The World Health Organization has released a "Tobacco Atlas" that presents a visual view of a habit that claims the lives of more than 13,000 people every day around the world.
Officials at the World Health Organization have high hopes for the "Tobacco Atlas." They describe it as the first of its kind in the health field, and say it will give ordinary people and policymakers an idea of the toll tobacco is taking on millions worldwide.
Using colorful maps and graphics, the atlas shows the damage caused by tobacco, from its effects on individual health to what countries have to pay to fight tobacco smuggling.
Judith Mackay, the author of the atlas, says it is in developing countries, especially those in Asia, that tobacco is doing the most damage.
"There is no doubt that it is the large-population Asian countries that will bear the brunt of the epidemic," she said. "In fact, these countries are beginning to feel it already. There is about three-quarters of a million deaths a year in China just from tobacco. And it will get much worse."
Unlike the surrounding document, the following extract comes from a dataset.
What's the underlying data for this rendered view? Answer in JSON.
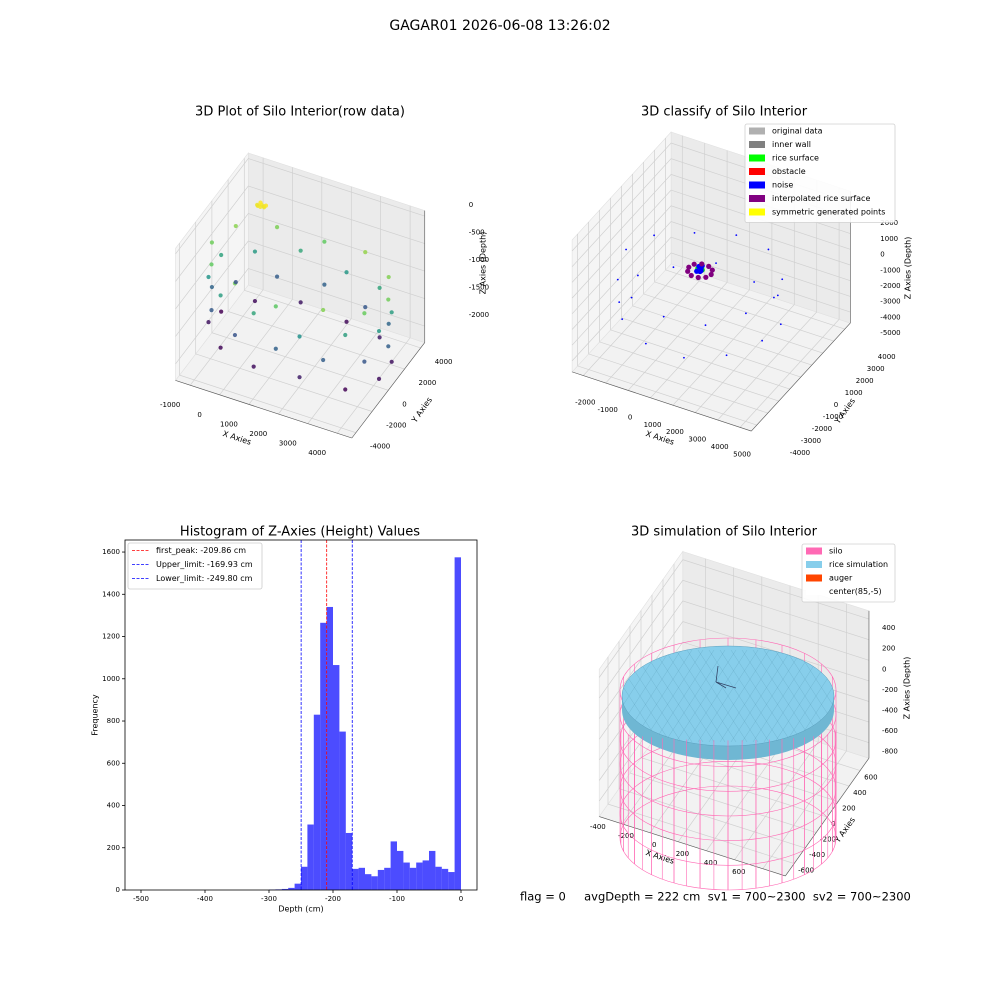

Dr. Mackay says policymakers should find the atlas helpful as they try to formulate regulations on tobacco control during negotiations currently under way in Geneva on a tobacco treaty.
The treaty is expected to be adopted by the World Health Organization's 192-member states by May of next year. The organization favors several steps in its battle against tobacco, including a ban on advertisements for smoking and stiff tax increases on tobacco.
The World Health Organization says if control measures are not put in place, it expects tobacco to kill an estimated 8.5 million people a year by 2020.